Ao longo dos séculos, o Direito de Família refletiu modelos sociais, morais e religiosos dominantes na sociedade de cada época. Desse modo, o atual modelo pouco ou nada tem em comum com aquele existente nos séculos anteriores. 

A evolução dos costumes trouxe consigo, por exemplo, as novas formas de procriação (mas também a formação de famílias sem o intuito de gerar filhos); a possibilidade de divórcio direto (sem que se questione prazos, culpa, causas que o justifiquem); o reconhecimento de direitos às uniões homoafetivas e, sobretudo, o reconhecimento do afeto como elemento formador da família contemporânea. 

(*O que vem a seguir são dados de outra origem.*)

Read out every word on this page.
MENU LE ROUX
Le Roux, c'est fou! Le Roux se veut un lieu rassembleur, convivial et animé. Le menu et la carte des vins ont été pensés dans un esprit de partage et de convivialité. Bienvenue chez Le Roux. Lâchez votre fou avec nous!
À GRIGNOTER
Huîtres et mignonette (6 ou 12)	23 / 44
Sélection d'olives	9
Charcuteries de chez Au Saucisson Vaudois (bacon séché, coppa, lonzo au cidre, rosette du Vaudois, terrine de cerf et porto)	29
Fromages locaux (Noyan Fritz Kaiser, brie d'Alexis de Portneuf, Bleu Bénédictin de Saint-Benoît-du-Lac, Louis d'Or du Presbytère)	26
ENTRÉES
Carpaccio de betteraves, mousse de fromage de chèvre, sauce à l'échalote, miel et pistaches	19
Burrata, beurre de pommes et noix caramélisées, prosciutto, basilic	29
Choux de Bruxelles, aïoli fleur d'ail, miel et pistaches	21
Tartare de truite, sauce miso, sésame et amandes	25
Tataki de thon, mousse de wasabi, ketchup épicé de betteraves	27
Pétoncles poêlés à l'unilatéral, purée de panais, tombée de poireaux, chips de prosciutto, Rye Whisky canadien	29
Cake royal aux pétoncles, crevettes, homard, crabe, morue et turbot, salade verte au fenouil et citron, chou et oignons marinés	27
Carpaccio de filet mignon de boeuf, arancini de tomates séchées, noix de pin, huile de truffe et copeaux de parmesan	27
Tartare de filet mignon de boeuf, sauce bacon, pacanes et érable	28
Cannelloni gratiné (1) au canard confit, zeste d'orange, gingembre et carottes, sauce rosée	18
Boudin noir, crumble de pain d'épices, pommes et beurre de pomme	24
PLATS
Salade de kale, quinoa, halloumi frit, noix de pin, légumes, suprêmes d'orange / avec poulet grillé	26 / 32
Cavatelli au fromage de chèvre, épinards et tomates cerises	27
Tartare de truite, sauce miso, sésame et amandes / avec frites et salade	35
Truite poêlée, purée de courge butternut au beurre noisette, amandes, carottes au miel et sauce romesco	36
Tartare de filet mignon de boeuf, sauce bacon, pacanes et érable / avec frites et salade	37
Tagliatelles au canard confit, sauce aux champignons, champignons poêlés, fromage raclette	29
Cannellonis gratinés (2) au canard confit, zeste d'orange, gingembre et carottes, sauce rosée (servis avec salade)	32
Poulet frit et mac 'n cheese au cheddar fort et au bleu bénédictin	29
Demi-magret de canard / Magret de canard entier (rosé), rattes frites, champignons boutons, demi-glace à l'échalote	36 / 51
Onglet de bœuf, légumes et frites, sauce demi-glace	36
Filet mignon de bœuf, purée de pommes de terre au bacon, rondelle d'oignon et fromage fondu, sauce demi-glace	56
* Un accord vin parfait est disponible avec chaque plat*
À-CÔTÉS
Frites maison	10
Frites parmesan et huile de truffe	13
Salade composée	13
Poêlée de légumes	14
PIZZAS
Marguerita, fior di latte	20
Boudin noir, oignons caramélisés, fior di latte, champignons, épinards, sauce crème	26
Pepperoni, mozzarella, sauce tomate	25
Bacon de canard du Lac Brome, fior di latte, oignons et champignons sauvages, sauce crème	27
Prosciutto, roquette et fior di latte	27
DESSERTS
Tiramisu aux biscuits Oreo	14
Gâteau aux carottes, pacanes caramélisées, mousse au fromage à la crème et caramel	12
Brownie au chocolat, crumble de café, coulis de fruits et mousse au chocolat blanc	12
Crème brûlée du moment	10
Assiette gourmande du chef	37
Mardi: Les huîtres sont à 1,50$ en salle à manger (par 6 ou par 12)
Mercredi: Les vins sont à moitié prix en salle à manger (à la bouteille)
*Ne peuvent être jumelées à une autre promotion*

A família, antes formada exclusivamente a partir do casamento e vista como um núcleo reprodutor e financeiro, hoje tem o afeto como sua mola propulsora.

A partir do momento em que a mulher ampliou a sua inserção no mercado de trabalho, de modo que em muitos lares o homem já não é o único provedor financeiro; o que se alia ao advento dos métodos contraceptivos, ou seja, à liberdade de ter ou não filhos, cada vez menos casais estarão unidos entre si por laços outros que não sejam o afeto, o amor, a colaboração mútua e, sobretudo, a vontade de assim permanecer.  

É por isso que, ao contrário do que muitos sustentam, a família não está em declínio. Se, de um lado, temos a facilitação do divórcio, de outro, temos uma legislação que reconhece e estende direitos às uniões informais, àquelas que “simplesmente acontecem”. E diariamente famílias vão se formando, alicerçadas principalmente no amor e no afeto.

Assim o Direito de Família se estrutura e, via de consequência, tem-se que as questões hoje submetidas às Varas de Família devem ser vistas sob a perspectiva de valorização dos sujeitos envolvidos. Trata-se de valorizar as pessoas que compõem a família e não esta enquanto instituição. 

E foi nesse contexto que, de forma inovadora, nossa Constituição Federal de 1988 ampliou o conceito de família, reconhecendo, também, a união estável como tal. 

Antes chamada de “concubinato”, a família convivencial perdeu o estigma e, embora a ausência de solenidade e formalismos em sua formação, passou a receber especial proteção do Estado. Hoje, embora alguma discordância doutrinária, em praticamente tudo se assemelha ao casamento.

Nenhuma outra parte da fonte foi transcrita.